2. Synthèse des débats : pérennité et limites
La discussion finale, à laquelle Agathe Dirani a activement participé, a permis de soulever des enjeux transversaux critiques pour le CREAD :
- L’apport de l’outil pour mettre à jour la définition empirique d’un concept, par rapport aux définitions théoriques antérieures
- La systématisation de l’analyse, un gage de robustesse des résultats ?
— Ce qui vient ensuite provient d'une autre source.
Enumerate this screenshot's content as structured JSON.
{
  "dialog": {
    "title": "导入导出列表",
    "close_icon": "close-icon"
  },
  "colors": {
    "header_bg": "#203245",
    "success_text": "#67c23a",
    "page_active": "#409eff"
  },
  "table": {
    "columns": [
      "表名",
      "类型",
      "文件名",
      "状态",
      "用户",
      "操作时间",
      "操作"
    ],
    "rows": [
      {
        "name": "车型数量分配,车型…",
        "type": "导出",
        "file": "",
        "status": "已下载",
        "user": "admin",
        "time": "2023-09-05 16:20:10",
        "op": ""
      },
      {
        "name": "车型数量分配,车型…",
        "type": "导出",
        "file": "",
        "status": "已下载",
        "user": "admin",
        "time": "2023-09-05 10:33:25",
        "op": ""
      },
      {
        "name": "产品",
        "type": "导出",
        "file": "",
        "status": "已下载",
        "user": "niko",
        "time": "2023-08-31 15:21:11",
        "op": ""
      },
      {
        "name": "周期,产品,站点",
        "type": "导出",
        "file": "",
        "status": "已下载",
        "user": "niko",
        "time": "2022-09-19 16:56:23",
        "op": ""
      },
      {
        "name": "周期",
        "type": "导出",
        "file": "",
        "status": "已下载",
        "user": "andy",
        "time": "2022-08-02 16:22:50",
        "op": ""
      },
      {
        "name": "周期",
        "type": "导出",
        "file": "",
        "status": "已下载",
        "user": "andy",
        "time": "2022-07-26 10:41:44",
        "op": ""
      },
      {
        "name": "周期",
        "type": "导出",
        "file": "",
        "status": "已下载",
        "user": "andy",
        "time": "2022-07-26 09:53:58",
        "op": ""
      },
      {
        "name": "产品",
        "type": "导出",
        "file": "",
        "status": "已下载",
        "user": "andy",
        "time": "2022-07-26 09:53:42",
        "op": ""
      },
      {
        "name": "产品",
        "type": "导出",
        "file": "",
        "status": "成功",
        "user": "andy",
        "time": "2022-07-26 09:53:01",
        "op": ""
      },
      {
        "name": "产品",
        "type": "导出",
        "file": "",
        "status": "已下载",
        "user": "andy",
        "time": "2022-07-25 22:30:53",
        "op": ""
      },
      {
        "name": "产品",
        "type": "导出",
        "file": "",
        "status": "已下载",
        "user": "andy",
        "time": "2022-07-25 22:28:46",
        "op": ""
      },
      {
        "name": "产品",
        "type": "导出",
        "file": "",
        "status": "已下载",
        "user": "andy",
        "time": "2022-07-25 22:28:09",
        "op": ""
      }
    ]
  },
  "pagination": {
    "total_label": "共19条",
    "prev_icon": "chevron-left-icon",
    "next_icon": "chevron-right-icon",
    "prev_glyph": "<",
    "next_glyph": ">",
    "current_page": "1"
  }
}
- Les caractéristiques des objets de recherche qui se prêtent à l’analyse textuelle :
- Les objets appelant une approche inductive du fait de leur caractère relativement émergent (ex : compétences collaboratives explorées par Elzbieta Sanojca, dimension créative de l’engagement étudiant) ;
- Les objets en lien avec les représentations et émotions des individus, que le discours met en scène de manière spécifique (ex : affects et représentations associées à l’expérience de la mobilité sociale) ;
- Le paradoxe de l’outil : bien que NVivo soit un soutien puissant à la structuration, les intervenantes rappellent que le logiciel n’effectue pas l’analyse : l’intelligence analytique reste exclusivement humaine ;
- Souveraineté des données : une réflexion collective a émergé concernant la dépendance aux logiciels propriétaires américains (NVivo) et le risque de « boîte noire ». Des alternatives comme RQDA ont été discutées pour leur transparence et leur gratuité, malgré des interfaces souvent moins intuitives et des questions réelles sur leur maintenance à long terme ;
- Vers des communautés de pratique : en conclusion, Agathe Dirani a réitéré l’importance de ce type d’atelier pour sortir de l’isolement face aux outils. L’idée d’instaurer des rendez-vous réguliers de partage de bonnes pratiques sur les logiciels d’analyse au sein du CREAD a été retenue comme une perspective concrète pour la suite.